General information
- Type: Government Offices
- Location: 8-9 Lourdel Road, Wandegeya, Kampala, Uganda
- Coordinates: 00°19′56″N 32°34′42″E﻿ / ﻿0.33222°N 32.57833°E

Height
- Roof: Tile

Technical details
- Floor count: 4
- Lifts/elevators: 2

Design and construction
- Architect: China Railway Jianchang Engineering Company

= Uganda National Records Centre and Archives =

The Uganda National Records Center and Archives (UNRCA), is a government building that houses the headquarters of the Uganda National Archives and Records Centre.
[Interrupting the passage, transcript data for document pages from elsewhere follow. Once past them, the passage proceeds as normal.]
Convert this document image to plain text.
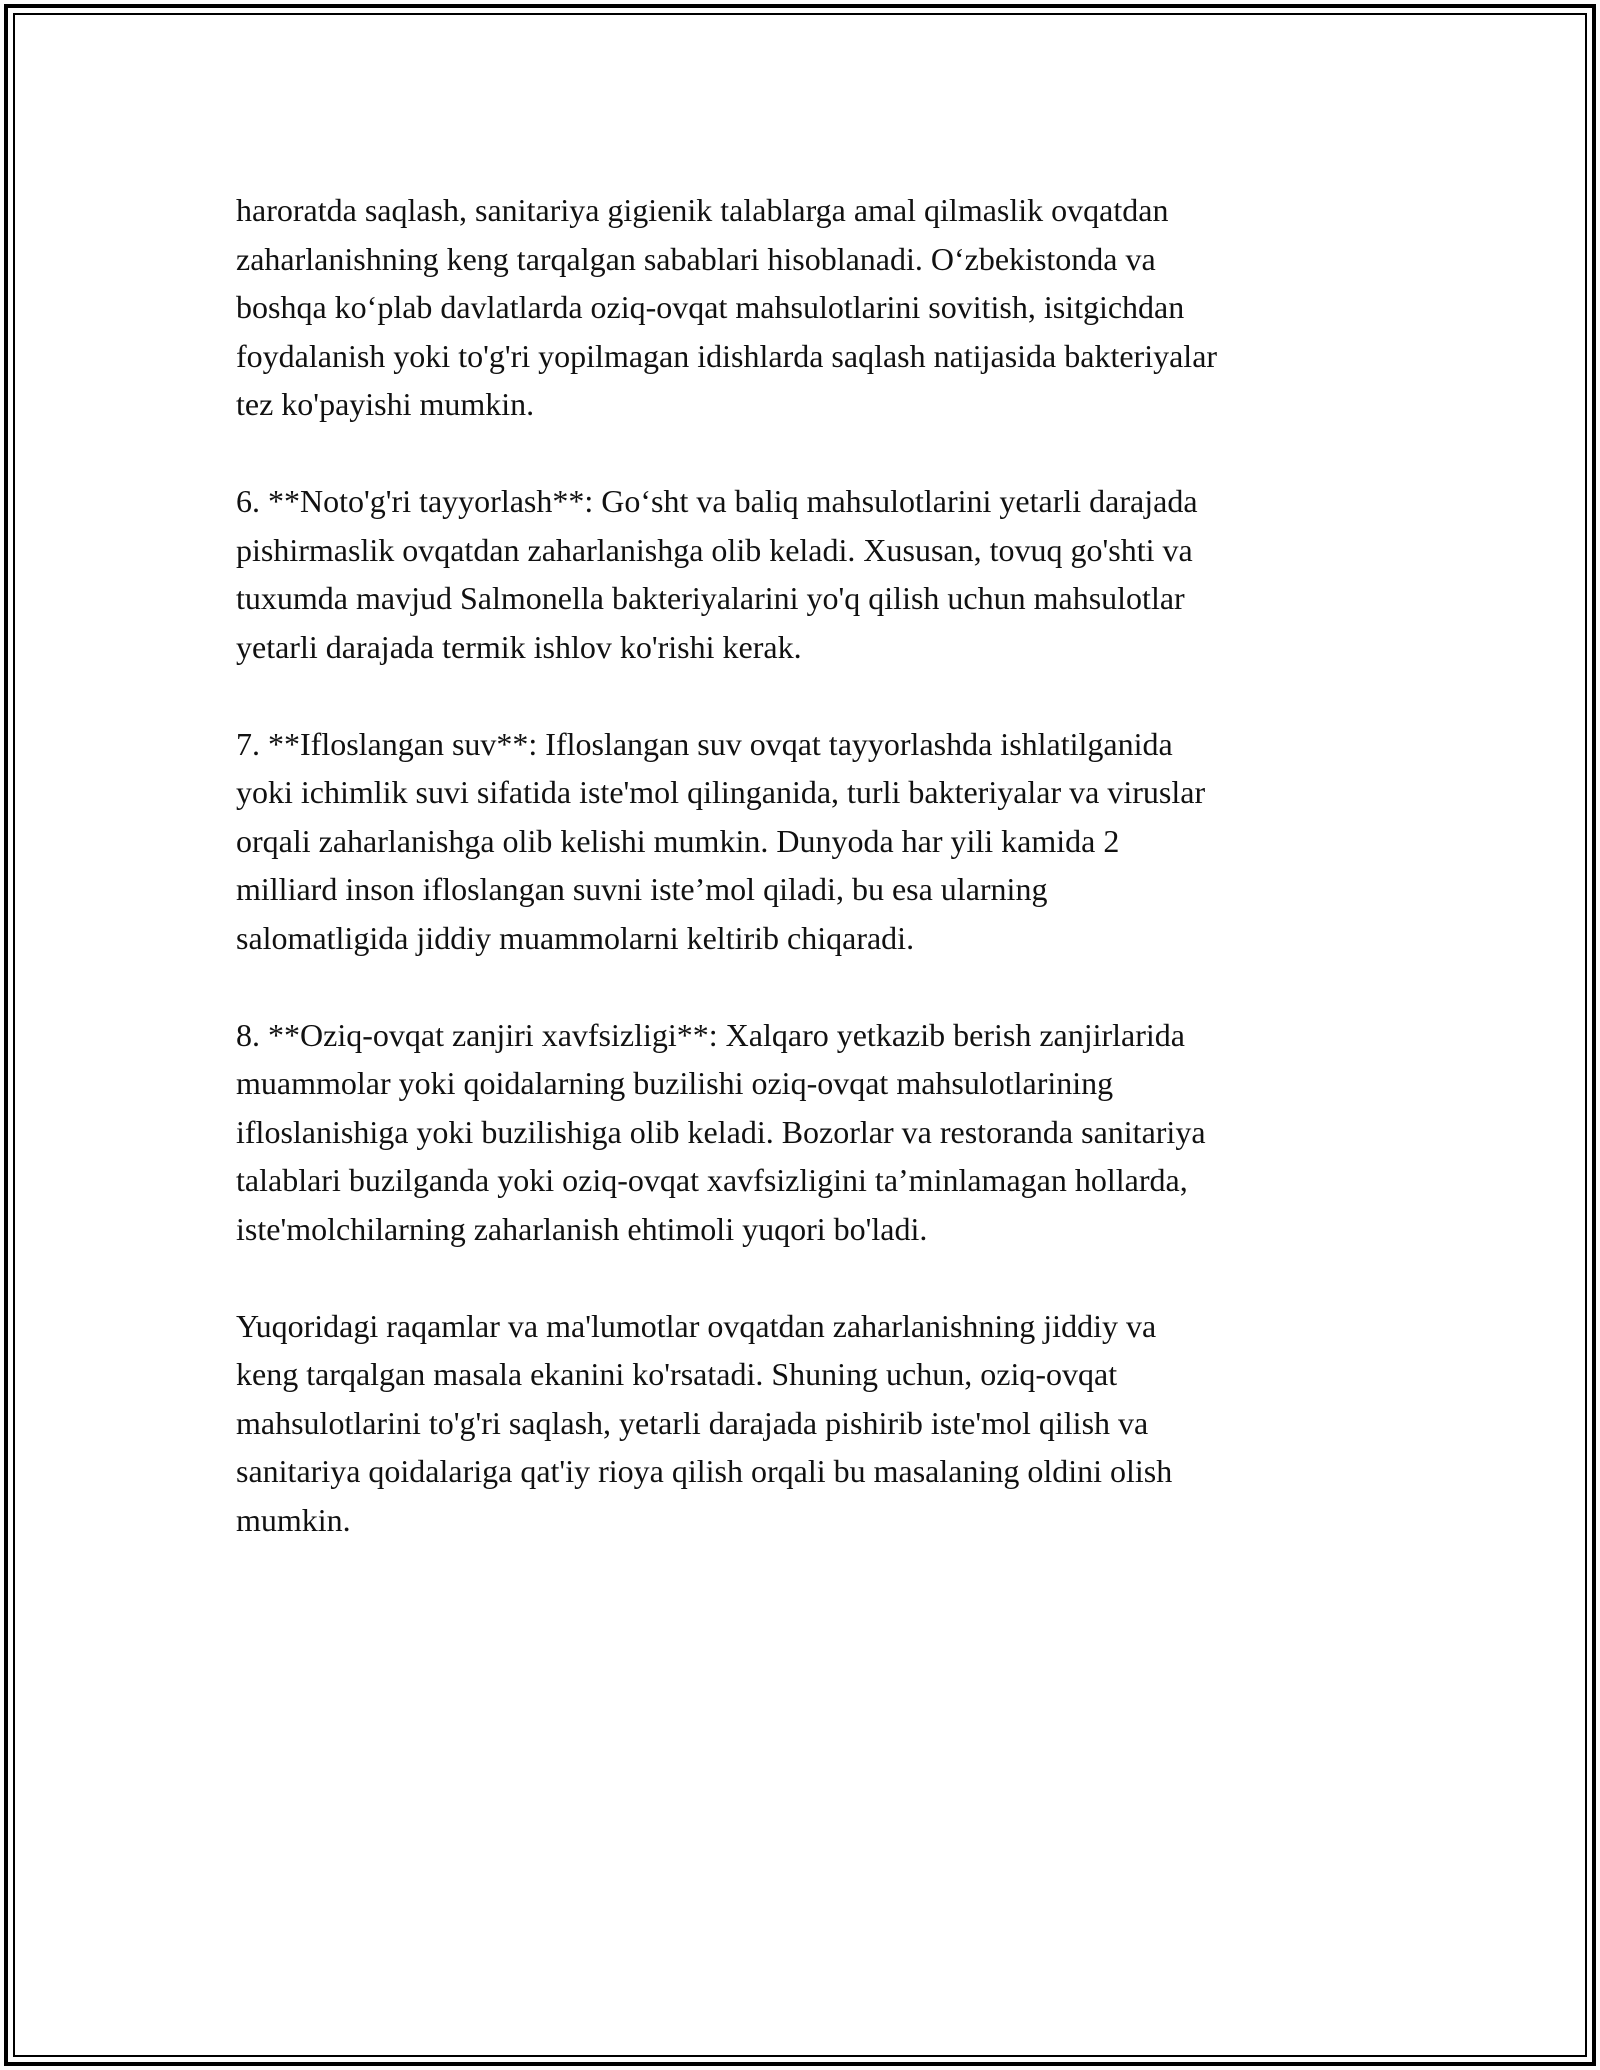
haroratda saqlash, sanitariya gigienik talablarga amal qilmaslik ovqatdan
zaharlanishning keng tarqalgan sabablari hisoblanadi. O‘zbekistonda va
boshqa ko‘plab davlatlarda oziq-ovqat mahsulotlarini sovitish, isitgichdan
foydalanish yoki to'g'ri yopilmagan idishlarda saqlash natijasida bakteriyalar
tez ko'payishi mumkin.

6. **Noto'g'ri tayyorlash**: Go‘sht va baliq mahsulotlarini yetarli darajada
pishirmaslik ovqatdan zaharlanishga olib keladi. Xususan, tovuq go'shti va
tuxumda mavjud Salmonella bakteriyalarini yo'q qilish uchun mahsulotlar
yetarli darajada termik ishlov ko'rishi kerak.

7. **Ifloslangan suv**: Ifloslangan suv ovqat tayyorlashda ishlatilganida
yoki ichimlik suvi sifatida iste'mol qilinganida, turli bakteriyalar va viruslar
orqali zaharlanishga olib kelishi mumkin. Dunyoda har yili kamida 2
milliard inson ifloslangan suvni iste’mol qiladi, bu esa ularning
salomatligida jiddiy muammolarni keltirib chiqaradi.

8. **Oziq-ovqat zanjiri xavfsizligi**: Xalqaro yetkazib berish zanjirlarida
muammolar yoki qoidalarning buzilishi oziq-ovqat mahsulotlarining
ifloslanishiga yoki buzilishiga olib keladi. Bozorlar va restoranda sanitariya
talablari buzilganda yoki oziq-ovqat xavfsizligini ta’minlamagan hollarda,
iste'molchilarning zaharlanish ehtimoli yuqori bo'ladi.

Yuqoridagi raqamlar va ma'lumotlar ovqatdan zaharlanishning jiddiy va
keng tarqalgan masala ekanini ko'rsatadi. Shuning uchun, oziq-ovqat
mahsulotlarini to'g'ri saqlash, yetarli darajada pishirib iste'mol qilish va
sanitariya qoidalariga qat'iy rioya qilish orqali bu masalaning oldini olish
mumkin.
Prior to the completion of this building, the national records were kept at the present day National Agricultural Research Organization (NARO) Secretariat, in the basement of a former colonial administration building in Entebbe.

==Location==
The building is located at Plot 8-9 Lourdel Road in the Wandegeya neighborhood, in the Central Division of Kampala, Uganda's capital and largest city, about 2.5 km north of the city's business district. The coordinates of the building are: 00°19'56.0"N, 32°34'42.0"E (Latitude:0.332222; Longitude:32.578333).

==Overview==
The National Archives Center is administered by the Uganda Ministry of Public Service.
Prospective researchers who intend to use the archives, require clearance from the National Council for Science and Technology. The clearance certificate costs US$300 for non-Ugandans and US$50 for Ugandan academics including postgraduate students pursuing Masters and Doctoral degrees. Undergraduates attending Ugandan universities are not charged a fee, but they require written clearance from their respective universities and from the National Council for Science and Technology.

==Construction==
Construction of the building is progressing in phases. The construction of the first phase started in 2013 and was completed in 2015 at a cost of USh20.8 billion (US$5.8 million), using a USh20.3 billion (US$5.7 million) loan from the International Development Association (IDA) through the World Bank. The second phase is expected to cost USh28.6 billion (US$7.9 million). About USh5 billion (US$1.2 million) is needed to enable the center operate fully. The building is being developed in phases, due to insufficient funds. China Railway Jianchang Engineering Company was the main contractor for phase I, while Mutiso Menezes International were the supervising consultants.